Megamind’s not really great at being bad. Although he does have an evil cape collection to rival any villan in recent history. He loses constantly. But he’s used to loosing, and learns from his mistakes. It’s through his villany that Megamind’s circumstances change. He can suddenly have all of the stuff he wants. He can, and does, rule Metro City. He finds it rather unfullfilling after a time, being that he’s never really lusted after stuff. He’s really just wanted to fullfill his destiny and maybe be liked. It’s only after his circumstances have drastically changed that he is given the opportunity to become the hero.

There are plenty of stories about people rising up above their circumstances. Always “good” people, always people who are interested in becoming a “contributing member of society”. Megamind is notable for telling the story a different way. The character wasn’t necessarily interested in bettering himself. Other than being a blue alien with a big head, his story is much more realistic, in that people do the best with the circumstances handed to them. The film maintains the viewers empathy with Megamind throughout – we’re allowed to see what his circumstances are and come to the very reasonable conclusion that anyone in those circumstances could’ve come out the exact same way, or even worse.
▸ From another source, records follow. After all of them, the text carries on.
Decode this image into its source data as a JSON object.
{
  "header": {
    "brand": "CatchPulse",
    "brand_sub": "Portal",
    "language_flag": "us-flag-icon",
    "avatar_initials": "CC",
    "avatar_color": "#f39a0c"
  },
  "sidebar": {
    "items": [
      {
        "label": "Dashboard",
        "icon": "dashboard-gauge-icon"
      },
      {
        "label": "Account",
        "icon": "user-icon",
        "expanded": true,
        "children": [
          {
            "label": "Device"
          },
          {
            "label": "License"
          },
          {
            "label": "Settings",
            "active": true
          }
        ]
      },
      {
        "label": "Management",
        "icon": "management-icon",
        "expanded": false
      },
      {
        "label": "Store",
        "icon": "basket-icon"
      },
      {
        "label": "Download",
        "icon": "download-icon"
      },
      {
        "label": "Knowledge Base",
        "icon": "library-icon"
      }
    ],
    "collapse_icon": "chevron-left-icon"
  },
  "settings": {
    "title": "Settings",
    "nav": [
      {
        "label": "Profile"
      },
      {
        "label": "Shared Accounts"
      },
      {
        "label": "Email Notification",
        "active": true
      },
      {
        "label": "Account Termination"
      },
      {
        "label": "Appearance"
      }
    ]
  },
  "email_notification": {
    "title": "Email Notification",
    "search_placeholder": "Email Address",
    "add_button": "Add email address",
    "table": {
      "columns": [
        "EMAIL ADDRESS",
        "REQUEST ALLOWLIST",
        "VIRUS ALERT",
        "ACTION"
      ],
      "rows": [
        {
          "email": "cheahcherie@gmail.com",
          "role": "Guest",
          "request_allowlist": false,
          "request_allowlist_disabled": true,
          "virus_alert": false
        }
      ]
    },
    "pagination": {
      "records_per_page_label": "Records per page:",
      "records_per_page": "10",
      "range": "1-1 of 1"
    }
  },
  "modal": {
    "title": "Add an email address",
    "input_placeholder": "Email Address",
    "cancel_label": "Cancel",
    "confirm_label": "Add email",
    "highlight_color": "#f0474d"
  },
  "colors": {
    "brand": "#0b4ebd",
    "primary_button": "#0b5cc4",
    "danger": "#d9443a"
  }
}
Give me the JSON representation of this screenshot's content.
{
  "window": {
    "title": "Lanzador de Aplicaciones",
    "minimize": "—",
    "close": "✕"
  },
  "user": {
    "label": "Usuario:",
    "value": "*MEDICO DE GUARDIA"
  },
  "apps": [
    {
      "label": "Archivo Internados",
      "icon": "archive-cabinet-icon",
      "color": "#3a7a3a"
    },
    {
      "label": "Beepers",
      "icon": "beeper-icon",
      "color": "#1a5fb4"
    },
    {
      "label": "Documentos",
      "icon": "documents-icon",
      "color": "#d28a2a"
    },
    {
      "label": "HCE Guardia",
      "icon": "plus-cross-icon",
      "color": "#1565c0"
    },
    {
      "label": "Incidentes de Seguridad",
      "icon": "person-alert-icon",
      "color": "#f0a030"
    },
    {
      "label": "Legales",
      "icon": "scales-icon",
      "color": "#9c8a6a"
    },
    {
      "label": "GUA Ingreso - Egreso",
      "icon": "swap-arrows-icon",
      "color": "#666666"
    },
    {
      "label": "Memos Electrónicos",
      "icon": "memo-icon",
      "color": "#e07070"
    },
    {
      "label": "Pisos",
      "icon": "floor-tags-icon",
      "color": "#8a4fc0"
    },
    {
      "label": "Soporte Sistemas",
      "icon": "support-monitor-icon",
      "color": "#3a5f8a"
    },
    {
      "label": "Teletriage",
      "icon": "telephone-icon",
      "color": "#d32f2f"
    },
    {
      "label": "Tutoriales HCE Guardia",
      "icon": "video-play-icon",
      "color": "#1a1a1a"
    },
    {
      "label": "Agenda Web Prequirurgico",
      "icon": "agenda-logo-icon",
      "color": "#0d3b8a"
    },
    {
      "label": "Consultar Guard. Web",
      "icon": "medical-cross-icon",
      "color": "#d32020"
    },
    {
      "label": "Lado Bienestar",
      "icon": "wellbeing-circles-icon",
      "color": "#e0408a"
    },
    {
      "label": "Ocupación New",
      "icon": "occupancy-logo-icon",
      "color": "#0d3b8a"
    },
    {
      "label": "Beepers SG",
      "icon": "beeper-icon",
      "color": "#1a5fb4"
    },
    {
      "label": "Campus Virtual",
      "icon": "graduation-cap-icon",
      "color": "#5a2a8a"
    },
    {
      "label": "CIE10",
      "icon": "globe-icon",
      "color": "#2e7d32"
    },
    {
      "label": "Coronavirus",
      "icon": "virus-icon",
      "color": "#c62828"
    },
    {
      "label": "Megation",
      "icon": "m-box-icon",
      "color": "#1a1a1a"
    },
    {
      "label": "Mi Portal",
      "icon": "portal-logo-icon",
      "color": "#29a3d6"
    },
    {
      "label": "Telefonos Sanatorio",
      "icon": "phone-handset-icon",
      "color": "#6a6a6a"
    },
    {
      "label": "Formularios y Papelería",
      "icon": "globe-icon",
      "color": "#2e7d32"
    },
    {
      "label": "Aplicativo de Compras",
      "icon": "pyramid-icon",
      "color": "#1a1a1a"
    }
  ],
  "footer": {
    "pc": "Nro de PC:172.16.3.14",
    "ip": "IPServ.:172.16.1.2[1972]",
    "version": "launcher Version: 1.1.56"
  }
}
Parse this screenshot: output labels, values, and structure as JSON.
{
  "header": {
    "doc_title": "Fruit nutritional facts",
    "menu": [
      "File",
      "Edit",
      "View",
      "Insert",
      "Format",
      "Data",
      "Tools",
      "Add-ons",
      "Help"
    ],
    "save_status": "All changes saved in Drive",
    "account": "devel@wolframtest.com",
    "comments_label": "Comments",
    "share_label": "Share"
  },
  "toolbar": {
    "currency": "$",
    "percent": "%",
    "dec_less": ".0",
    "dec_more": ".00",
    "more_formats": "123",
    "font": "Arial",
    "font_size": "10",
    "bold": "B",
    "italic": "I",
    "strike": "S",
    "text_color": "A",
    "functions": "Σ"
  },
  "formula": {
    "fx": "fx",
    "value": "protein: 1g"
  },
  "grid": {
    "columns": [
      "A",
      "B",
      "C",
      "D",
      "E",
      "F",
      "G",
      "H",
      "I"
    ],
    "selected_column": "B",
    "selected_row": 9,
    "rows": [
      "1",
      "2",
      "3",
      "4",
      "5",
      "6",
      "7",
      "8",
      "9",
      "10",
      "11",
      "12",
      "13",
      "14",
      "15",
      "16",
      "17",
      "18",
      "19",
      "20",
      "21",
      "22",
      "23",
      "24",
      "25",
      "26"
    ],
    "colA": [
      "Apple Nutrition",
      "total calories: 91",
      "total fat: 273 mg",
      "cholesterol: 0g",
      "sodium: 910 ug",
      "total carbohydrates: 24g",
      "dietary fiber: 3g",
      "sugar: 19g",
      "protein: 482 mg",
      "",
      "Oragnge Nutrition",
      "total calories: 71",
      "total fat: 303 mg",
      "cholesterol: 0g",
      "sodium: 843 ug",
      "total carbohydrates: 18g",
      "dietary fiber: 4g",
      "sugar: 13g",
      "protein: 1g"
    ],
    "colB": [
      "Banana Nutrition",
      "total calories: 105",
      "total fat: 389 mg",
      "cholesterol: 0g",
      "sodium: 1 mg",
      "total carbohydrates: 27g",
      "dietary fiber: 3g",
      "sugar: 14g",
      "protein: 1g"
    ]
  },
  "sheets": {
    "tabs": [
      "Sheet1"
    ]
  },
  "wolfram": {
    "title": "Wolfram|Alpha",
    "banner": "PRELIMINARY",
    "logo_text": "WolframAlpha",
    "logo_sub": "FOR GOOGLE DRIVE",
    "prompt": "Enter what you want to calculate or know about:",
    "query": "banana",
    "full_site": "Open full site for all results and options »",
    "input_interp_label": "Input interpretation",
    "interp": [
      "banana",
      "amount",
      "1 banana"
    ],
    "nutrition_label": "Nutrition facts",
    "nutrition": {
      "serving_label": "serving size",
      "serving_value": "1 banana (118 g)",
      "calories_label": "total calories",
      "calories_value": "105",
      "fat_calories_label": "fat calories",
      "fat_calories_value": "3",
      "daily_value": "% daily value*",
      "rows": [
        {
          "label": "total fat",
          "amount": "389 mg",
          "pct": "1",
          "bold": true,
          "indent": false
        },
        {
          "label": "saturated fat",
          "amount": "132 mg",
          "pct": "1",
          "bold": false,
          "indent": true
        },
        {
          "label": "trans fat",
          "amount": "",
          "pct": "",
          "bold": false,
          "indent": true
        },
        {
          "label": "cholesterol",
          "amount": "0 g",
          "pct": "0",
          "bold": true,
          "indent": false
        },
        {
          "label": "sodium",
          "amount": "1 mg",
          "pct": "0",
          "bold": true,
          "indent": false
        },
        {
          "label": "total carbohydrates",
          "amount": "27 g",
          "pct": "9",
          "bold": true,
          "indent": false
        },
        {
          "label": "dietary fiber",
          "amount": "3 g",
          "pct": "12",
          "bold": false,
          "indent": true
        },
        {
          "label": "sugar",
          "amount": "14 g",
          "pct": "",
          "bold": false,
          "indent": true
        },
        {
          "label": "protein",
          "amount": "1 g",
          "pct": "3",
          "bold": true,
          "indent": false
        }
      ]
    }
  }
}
The film actually makes quite a bit of fun of Metro Man. Sure, he’s a good guy and devoted to helping people, but he’s kind of ridiculous and a bit self-absorbed, too.

Megamind serves as an illustration of how drastically class affects a person’s entire life. If we could view the world with those same eyes, the ones that cheered for every small victory of Megamind’s, no matter how misguided, we would see just how different everyone’s circumstances are. We might stop telling people to pull themselves up by their bootstraps and instead appreciate just what they have to do to even get their pair of boots.